Once upon a time, David Brock was a rising Republican star, a journalist whose dogged pursuit of the truth about the left, and specifically the Clintons, made him the toast of the right. Then, for reasons unknown, the silver haired, fork tongued Spectator writer went Benedict Arnold, abandoning the conservative movement and becoming a Clinton cult member.
Today, Brock and his organization Media Matters for America serve as a sort of crisis communications arm of the Clinton campaign. For years the Clintons have enjoyed this arrangement, but it seems those days might be coming to an end:
The Hillary Clinton campaign is issuing stand-down orders to one of the Democratic presidential candidates most dogged supporters.

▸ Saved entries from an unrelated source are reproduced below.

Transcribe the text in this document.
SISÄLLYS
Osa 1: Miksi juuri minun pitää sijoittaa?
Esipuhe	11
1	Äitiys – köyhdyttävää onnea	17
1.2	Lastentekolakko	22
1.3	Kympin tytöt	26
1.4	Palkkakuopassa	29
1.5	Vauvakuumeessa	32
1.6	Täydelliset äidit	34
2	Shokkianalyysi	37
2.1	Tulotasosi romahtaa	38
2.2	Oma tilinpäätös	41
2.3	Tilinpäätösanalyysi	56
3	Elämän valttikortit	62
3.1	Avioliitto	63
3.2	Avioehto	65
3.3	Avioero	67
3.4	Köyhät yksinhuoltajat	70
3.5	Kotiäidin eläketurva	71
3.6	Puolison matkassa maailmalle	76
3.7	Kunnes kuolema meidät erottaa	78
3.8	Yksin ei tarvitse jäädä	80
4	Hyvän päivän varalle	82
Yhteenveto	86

“Chill out,” Clinton campaign chairman John Podesta wrote Saturday in a tweet to David Brock, a Clinton lapdog who heads the pro-Clinton super PAC Correct the Record. Podesta was responding to a report from Politico that Brock is planning to air ads demanding that Vermont Sen. Bernie Sanders release his medical records.
Clinton, 68, released her medical records in July. With his demands of Sanders, Brock — like others in the Clinton orbit — hope to take the wind out of the sails of a surging Sanders campaign heading into the Iowa caucuses. Sanders’ age — he is 74 — is seen as a liability for his White House prospects.

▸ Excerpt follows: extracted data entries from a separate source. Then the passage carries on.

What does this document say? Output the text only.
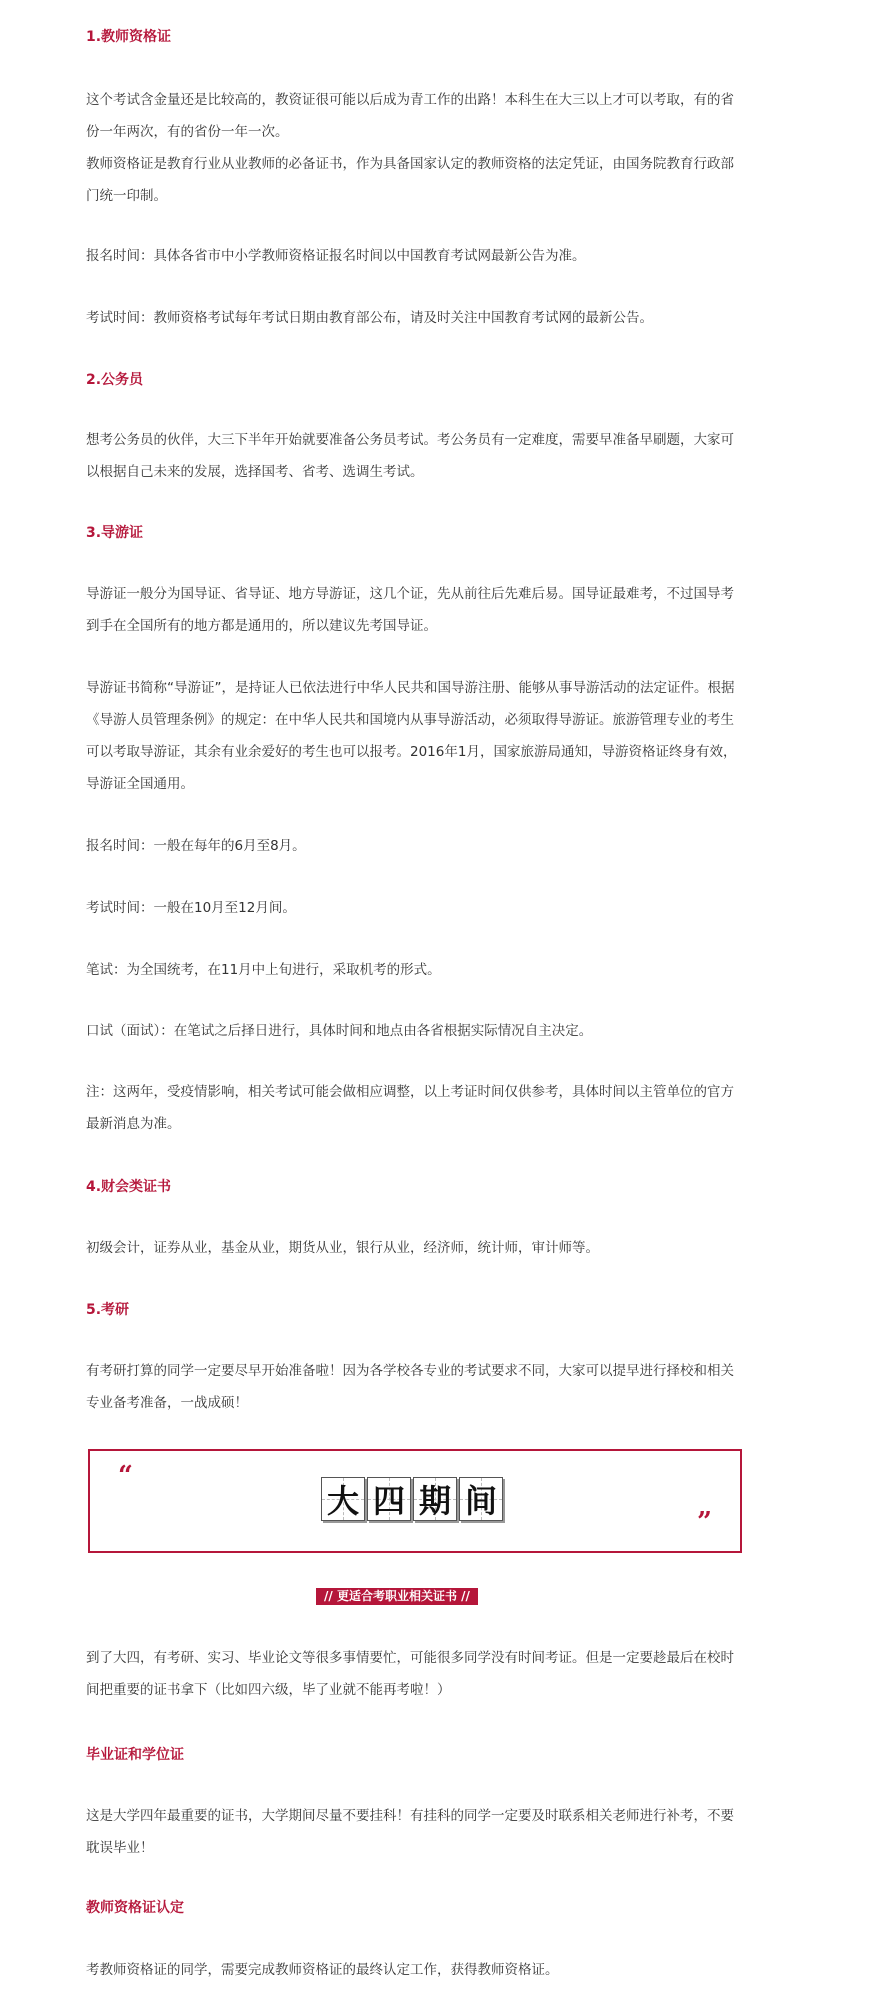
1.教师资格证
这个考试含金量还是比较高的，教资证很可能以后成为青工作的出路！本科生在大三以上才可以考取，有的省份一年两次，有的省份一年一次。
教师资格证是教育行业从业教师的必备证书，作为具备国家认定的教师资格的法定凭证，由国务院教育行政部门统一印制。
报名时间：具体各省市中小学教师资格证报名时间以中国教育考试网最新公告为准。
考试时间：教师资格考试每年考试日期由教育部公布，请及时关注中国教育考试网的最新公告。
2.公务员
想考公务员的伙伴，大三下半年开始就要准备公务员考试。考公务员有一定难度，需要早准备早刷题，大家可以根据自己未来的发展，选择国考、省考、选调生考试。
3.导游证
导游证一般分为国导证、省导证、地方导游证，这几个证，先从前往后先难后易。国导证最难考，不过国导考到手在全国所有的地方都是通用的，所以建议先考国导证。
导游证书简称“导游证”，是持证人已依法进行中华人民共和国导游注册、能够从事导游活动的法定证件。根据《导游人员管理条例》的规定：在中华人民共和国境内从事导游活动，必须取得导游证。旅游管理专业的考生可以考取导游证，其余有业余爱好的考生也可以报考。2016年1月，国家旅游局通知，导游资格证终身有效，导游证全国通用。
报名时间：一般在每年的6月至8月。
考试时间：一般在10月至12月间。
笔试：为全国统考，在11月中上旬进行，采取机考的形式。
口试（面试）：在笔试之后择日进行，具体时间和地点由各省根据实际情况自主决定。
注：这两年，受疫情影响，相关考试可能会做相应调整，以上考证时间仅供参考，具体时间以主管单位的官方最新消息为准。
4.财会类证书
初级会计，证券从业，基金从业，期货从业，银行从业，经济师，统计师，审计师等。
5.考研
有考研打算的同学一定要尽早开始准备啦！因为各学校各专业的考试要求不同，大家可以提早进行择校和相关专业备考准备，一战成硕！
“
大 四 期 间
”
// 更适合考职业相关证书 //
到了大四，有考研、实习、毕业论文等很多事情要忙，可能很多同学没有时间考证。但是一定要趁最后在校时间把重要的证书拿下（比如四六级，毕了业就不能再考啦！）
毕业证和学位证
这是大学四年最重要的证书，大学期间尽量不要挂科！有挂科的同学一定要及时联系相关老师进行补考，不要耽误毕业！
教师资格证认定
考教师资格证的同学，需要完成教师资格证的最终认定工作，获得教师资格证。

The Clinton campaign has a fine line to walk with Sanders, whose candidacy has energized the party’s radical base in a way former Walmart board member Clinton’s never could. If Hillary does beat Sanders, as is expected, she’ll need the crunchy senator from Vermont to attest to her liberal bona fides and assuage uninspired voters who might see a Clinton candidacy as a reason to make other plans on election day.